ところがである。小池百合子東京都知事が希望の党設立を公表した途端、大義なき解散などと口にする者は、ものの見事に消え失せた。

希望の党が善戦し、ひょっとすると政権与党に大化けする可能性が出てきたからである。

そこからの展開があまりにもひどい。

国政政党を立ち上げるからには、国会議員に相応しい資質を持った候補者を擁立するのは当然のことだが、衆議院が解散したのが9月28日。公示日は10月10日である。最初に浮かんだ疑問は、僅か2週間にも満たないうちに、果たしてどれほどの候補者を揃えられるのかということだった。

 

当初は小池氏が主催する「希望の塾」の中から候補者を擁立するという報道が目立ったが、責任ある仕事に就いている人間が、突然「立候補することになりましたので、退社いたします」などと言えるわけがないし、第一、当選すれば国会議員だが、落選すれば無職になるのだ。となれば、落選しても食うに困らぬ仕事に就いているか、さもなくばそれまでと何も変わらない、議員になれたらめっけものという程度の人材しか集まらないだろうと思ったのだ。

というのも、先に行われた都議選で一大旋風を巻き起こし大勝を収めた都民ファーストの会の面々に、真っ先に小池氏が出した通達が「取材には一切応ずるな」であったからだ。

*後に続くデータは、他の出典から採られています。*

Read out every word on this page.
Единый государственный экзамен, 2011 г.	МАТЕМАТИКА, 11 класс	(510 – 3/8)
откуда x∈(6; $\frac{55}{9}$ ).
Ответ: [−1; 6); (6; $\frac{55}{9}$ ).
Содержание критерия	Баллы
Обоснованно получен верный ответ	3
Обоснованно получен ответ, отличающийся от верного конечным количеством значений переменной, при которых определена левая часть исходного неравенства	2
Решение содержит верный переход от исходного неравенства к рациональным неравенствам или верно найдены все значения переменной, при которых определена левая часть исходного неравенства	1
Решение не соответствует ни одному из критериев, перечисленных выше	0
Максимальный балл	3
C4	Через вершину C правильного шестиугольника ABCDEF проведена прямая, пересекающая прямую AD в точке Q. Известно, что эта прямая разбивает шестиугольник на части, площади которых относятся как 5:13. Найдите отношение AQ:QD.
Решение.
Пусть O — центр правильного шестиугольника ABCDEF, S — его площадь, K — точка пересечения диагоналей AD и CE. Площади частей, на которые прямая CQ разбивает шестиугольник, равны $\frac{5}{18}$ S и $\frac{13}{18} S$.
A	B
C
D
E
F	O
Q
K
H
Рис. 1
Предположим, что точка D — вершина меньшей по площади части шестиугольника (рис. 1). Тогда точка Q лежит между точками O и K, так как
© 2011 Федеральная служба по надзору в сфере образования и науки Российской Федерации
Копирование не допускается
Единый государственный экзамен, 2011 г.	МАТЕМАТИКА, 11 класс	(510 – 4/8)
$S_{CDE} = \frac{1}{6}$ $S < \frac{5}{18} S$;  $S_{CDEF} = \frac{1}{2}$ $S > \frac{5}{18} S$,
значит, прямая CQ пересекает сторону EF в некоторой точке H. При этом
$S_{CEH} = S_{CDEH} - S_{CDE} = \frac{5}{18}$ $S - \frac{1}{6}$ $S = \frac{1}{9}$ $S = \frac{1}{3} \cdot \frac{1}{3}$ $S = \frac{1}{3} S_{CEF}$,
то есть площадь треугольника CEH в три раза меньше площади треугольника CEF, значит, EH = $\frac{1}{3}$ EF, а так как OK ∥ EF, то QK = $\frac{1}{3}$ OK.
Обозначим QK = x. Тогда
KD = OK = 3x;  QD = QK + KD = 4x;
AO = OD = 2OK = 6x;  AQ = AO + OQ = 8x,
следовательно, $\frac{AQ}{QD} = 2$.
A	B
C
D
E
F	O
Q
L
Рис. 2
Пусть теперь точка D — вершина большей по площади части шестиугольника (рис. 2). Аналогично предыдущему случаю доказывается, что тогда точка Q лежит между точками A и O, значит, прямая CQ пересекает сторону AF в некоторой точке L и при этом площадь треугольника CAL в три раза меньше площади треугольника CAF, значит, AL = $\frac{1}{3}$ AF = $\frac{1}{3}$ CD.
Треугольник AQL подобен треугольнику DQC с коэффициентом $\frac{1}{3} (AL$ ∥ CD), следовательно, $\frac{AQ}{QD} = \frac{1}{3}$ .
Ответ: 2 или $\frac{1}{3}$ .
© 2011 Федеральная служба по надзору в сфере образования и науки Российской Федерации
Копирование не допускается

他党から乗り換えた現職都議、区議とそれなりに政治の経験をお持ちの方もいれば、新人議員もまた、公表されているプロフィールや政策を見る限りにおいては、立派なことを書いていらっしゃる。

ならばなぜ、小池氏はそんな通達を出したのか。都政が抱えている問題は山ほどある。それらを解決し、東京をより良い街にしてくれることを信じて、有権者は彼ら、彼女らに票を投じたのだ。議員が何を考え、何をしようとしているのか。メディアの取材に応ずるのは、議員たる者の義務であるはずなのだが、なぜ口を封じたのか。

理由はひとつしか思いつかない。何か喋ろうものならたちまち馬脚を現すことを小池氏が知っているからだろう。